The service will start fully functioning by year-end 2011, once the airline’s domestic and international operations are fully integrated.
Air India (AI) will also start operating to new nonstop destinations — Melbourne, Toronto and Chicago — while resuming services to Seoul with the winter schedule. Paris and Tokyo are expected to become dailies.
With the planned increases, AI will operate 143 international services offering about 33,000 seats per week in each direction on routes from Delhi, up from 22,500 seats.
Domestically, AI’s operations from Delhi are being further strengthened to 47 domestic destinations with increased frequencies, as well as nonstop and direct services. Domestic flights are planned to increase to 71 from 62, with capacity rising to 10,200 seats per day in each direction from 8,600.
Seats offered by AI on all its services from Delhi will increase to about 104,000 from 82,000 per week in each direction, up 25%.
For the past year, the carrier used Frankfurt to connect its flights with Europe and the U.S.; however, this proved to be expensive, Chairman and Managing Director Arvind Jadhav told Aviation Week a few months ago.
AI used a code-share agreement with its soon-to-be Star Alliance partner Lufthansa to give its passengers convenient connections to destinations in Germany, other points in Europe and the U.S via Frankfurt.

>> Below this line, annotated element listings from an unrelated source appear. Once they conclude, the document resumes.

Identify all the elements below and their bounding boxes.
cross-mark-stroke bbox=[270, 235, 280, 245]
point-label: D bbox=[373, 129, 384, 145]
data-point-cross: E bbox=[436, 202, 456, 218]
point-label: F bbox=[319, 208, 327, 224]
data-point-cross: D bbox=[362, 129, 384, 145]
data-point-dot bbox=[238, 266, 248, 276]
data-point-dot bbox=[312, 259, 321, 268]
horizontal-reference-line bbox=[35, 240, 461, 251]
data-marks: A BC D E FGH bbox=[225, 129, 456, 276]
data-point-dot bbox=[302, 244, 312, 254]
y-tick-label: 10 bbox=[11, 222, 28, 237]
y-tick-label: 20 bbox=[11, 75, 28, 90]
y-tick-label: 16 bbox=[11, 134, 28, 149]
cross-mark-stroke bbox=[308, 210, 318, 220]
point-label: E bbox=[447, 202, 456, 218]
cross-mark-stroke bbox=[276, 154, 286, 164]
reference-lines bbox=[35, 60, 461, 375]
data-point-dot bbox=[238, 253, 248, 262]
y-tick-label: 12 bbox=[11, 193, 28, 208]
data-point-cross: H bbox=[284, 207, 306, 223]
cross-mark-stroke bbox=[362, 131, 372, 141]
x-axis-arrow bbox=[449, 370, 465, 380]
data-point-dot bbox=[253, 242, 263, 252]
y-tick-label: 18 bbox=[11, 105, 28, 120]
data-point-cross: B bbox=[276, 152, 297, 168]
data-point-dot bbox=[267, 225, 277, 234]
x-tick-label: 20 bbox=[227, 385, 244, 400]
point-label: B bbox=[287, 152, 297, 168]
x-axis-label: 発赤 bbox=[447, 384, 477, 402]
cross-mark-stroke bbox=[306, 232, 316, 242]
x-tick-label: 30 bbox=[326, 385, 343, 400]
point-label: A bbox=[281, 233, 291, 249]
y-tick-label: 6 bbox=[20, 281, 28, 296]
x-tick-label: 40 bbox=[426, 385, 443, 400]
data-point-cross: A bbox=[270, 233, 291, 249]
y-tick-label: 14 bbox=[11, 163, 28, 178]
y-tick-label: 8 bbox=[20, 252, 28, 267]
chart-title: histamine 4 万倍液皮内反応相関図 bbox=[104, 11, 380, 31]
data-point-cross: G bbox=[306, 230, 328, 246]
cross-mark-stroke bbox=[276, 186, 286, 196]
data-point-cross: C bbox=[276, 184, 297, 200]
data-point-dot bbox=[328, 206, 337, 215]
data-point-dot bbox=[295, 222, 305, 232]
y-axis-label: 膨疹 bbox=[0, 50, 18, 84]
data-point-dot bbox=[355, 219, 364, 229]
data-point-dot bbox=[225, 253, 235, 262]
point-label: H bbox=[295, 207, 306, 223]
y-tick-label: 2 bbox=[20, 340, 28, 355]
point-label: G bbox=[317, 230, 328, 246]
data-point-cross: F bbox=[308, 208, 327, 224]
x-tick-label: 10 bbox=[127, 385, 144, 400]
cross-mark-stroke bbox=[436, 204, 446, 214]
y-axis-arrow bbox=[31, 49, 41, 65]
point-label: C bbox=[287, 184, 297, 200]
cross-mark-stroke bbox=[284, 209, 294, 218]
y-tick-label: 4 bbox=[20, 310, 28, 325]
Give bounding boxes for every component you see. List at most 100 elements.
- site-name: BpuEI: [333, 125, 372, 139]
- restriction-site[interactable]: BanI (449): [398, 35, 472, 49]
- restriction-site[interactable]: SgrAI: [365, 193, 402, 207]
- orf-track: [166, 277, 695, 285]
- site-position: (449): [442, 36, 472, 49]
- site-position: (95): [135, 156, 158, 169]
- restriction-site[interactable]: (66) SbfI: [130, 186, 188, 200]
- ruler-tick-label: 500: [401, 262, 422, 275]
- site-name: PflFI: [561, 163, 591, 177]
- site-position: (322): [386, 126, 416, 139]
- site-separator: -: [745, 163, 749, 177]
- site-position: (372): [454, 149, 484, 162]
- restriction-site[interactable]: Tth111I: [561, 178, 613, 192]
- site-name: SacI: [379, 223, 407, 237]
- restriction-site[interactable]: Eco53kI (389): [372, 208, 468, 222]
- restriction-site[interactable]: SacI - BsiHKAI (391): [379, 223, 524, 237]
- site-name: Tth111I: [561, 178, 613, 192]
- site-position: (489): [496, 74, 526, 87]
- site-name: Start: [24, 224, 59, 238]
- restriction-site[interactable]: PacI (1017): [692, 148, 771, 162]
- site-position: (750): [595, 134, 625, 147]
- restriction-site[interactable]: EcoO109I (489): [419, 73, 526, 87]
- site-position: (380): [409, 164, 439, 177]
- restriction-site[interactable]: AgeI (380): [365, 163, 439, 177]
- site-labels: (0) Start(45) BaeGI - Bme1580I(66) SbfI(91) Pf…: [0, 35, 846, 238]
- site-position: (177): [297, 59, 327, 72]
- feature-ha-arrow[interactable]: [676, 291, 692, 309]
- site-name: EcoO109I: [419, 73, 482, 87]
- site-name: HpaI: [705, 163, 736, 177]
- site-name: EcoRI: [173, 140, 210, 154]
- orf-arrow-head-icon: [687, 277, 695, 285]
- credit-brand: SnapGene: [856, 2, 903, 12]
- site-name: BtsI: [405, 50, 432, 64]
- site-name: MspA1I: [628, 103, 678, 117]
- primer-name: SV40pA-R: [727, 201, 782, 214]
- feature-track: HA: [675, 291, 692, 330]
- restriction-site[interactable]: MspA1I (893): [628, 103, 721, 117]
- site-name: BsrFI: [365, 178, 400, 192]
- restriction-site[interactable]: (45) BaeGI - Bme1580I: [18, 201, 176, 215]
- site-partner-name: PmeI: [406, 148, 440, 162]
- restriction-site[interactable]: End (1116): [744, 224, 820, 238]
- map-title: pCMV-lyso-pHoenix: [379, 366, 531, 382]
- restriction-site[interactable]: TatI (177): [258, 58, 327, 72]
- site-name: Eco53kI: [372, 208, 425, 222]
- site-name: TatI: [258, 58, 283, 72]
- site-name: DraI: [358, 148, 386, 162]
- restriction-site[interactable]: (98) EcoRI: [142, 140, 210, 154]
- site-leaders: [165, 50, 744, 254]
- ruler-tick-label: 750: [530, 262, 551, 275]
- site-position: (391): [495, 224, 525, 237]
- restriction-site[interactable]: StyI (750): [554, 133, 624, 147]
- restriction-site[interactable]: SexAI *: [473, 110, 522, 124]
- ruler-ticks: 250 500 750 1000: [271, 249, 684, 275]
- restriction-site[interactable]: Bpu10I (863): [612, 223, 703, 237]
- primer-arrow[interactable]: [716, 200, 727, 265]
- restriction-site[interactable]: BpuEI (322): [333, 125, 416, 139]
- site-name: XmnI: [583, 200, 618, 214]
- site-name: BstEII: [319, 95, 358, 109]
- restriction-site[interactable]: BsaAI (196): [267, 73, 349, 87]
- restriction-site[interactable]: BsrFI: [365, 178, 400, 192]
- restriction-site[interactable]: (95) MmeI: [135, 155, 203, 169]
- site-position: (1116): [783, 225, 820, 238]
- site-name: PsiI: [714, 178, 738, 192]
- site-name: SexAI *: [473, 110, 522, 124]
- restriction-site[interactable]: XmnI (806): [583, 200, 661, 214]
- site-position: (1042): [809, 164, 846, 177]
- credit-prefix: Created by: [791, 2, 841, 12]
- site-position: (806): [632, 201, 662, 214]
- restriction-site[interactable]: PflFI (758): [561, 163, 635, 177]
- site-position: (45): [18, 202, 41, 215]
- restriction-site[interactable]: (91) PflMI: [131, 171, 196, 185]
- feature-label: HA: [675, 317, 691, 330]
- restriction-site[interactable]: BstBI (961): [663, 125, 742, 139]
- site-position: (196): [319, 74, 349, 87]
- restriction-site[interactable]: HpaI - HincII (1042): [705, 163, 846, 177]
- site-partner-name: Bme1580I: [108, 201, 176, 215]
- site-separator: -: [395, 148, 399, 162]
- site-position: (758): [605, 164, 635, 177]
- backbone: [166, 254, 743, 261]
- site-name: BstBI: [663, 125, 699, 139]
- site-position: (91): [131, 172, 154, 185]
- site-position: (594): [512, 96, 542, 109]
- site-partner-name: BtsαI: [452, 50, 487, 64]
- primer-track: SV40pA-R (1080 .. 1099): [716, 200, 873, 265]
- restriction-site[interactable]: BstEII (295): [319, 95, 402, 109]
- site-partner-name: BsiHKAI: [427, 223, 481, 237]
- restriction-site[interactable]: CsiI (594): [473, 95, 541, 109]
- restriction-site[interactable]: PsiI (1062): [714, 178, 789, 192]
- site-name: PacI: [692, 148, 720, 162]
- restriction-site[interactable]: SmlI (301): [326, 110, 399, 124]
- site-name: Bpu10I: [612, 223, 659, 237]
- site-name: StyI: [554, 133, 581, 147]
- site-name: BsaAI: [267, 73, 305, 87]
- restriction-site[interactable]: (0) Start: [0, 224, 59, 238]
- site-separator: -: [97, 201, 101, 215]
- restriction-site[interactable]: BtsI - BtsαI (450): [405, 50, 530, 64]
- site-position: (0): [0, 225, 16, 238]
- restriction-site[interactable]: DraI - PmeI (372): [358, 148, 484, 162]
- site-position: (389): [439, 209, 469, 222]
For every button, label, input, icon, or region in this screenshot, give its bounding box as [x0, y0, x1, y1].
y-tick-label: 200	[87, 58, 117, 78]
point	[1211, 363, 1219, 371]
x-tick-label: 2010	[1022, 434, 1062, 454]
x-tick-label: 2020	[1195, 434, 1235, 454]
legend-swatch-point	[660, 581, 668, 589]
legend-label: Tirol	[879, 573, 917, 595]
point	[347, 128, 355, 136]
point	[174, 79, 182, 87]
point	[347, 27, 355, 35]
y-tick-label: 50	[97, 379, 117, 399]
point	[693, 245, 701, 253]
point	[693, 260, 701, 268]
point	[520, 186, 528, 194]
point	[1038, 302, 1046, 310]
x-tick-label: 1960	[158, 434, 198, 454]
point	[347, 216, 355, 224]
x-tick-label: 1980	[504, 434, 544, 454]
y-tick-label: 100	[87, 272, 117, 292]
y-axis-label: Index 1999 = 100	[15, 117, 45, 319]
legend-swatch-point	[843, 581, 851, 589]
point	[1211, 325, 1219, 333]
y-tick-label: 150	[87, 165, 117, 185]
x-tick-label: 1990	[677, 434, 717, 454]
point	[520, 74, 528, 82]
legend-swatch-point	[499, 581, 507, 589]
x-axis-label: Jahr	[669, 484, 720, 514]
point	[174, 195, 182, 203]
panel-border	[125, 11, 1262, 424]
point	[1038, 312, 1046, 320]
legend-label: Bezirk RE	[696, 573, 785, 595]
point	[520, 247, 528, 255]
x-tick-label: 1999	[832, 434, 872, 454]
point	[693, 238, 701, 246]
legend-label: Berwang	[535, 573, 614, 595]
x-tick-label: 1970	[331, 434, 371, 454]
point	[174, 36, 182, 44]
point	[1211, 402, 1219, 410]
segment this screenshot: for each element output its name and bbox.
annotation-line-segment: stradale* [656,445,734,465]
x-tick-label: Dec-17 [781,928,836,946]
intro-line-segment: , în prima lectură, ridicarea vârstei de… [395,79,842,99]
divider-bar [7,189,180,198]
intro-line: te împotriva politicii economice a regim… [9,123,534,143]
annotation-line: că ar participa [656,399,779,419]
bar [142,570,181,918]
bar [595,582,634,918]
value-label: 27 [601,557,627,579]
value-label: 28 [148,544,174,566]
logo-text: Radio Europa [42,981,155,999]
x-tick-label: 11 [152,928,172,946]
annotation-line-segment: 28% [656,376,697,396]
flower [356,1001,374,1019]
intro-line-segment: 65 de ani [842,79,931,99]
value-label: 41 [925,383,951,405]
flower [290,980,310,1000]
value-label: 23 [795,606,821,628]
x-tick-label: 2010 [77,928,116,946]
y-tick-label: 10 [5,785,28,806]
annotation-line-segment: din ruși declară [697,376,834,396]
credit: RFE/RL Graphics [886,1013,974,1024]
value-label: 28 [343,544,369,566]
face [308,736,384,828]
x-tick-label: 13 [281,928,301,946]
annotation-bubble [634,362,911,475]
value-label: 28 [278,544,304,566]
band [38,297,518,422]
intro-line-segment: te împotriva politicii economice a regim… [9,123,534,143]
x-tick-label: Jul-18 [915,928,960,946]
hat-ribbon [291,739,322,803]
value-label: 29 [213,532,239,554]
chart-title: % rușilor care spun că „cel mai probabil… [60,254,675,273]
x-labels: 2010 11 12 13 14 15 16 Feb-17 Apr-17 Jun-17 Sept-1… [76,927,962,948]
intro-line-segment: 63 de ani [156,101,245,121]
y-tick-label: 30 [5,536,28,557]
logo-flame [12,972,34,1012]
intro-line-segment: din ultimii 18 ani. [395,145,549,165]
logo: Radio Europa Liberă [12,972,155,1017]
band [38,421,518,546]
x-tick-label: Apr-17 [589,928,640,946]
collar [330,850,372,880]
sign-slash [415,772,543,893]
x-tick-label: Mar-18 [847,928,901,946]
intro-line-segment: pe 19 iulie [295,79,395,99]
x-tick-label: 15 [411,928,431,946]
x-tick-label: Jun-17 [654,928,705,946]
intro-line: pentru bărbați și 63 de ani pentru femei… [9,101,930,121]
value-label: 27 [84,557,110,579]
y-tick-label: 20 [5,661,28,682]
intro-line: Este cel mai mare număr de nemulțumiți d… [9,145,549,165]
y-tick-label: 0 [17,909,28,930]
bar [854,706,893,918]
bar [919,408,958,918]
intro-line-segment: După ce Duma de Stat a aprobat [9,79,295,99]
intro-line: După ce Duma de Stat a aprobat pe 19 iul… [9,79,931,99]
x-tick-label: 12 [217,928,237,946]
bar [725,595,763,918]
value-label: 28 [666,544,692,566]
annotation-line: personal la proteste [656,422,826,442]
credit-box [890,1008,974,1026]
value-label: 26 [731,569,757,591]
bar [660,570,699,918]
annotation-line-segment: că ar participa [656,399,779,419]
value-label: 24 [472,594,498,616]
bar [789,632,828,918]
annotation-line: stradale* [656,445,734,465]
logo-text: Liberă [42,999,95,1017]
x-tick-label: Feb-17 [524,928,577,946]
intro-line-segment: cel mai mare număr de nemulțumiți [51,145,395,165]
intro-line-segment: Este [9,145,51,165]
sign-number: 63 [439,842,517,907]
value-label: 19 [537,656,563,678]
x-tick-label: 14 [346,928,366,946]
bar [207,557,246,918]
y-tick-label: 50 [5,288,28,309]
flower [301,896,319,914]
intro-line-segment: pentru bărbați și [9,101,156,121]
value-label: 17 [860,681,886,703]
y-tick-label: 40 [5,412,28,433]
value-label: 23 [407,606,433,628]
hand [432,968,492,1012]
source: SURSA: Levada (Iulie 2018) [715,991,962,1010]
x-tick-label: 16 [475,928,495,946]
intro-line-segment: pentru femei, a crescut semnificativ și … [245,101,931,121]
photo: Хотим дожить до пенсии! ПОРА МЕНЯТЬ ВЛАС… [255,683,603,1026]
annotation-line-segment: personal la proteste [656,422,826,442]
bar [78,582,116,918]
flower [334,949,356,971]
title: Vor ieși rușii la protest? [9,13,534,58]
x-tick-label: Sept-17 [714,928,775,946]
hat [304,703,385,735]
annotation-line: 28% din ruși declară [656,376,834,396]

At Frankfurt, a passenger flying from Delhi to Newark was transferred to the Mumbai-Newark flight, and a person traveling to Chicago from Mumbai changed to the Delhi-Chicago flight. AI will continue to run some flights to Frankfurt, but all flights connecting to the U.S. and some to Europe via Frankfurt will become direct from Delhi, which just opened a new Terminal 3 at the Delhi airport.
The hub decision will give Air India an opportunity for a makeover, Jadhav says. “This is part of our turnover plan. We expect long-term benefits of 15-20%.”
“The inauguration of T3 was a moment of pride ... for its national carrier, Air India. The airline is currently in the middle of implementing its turnaround plan, which aims at repositioning a fundamentally different carrier while also connecting maximum passengers through nonstop and one-stop routes to destinations on its network,” adds Jadhav.
He says the opening of T3 provided AI an opportunity to be the first to develop a formidable primary hub, from which it will be able to connect India to the world.
Air India says its goal is to establish a dominant domestic carrier that would use narrowbody aircraft to seamlessly feed into the medium-haul and long-haul widebody aircraft. The combined network would provide the customer with end-to-end service.
Increased passengers at T3 are expected to boost transit traffic from 3% to 30% in the next five years, says P.S. Nair, CEO of the Delhi airport.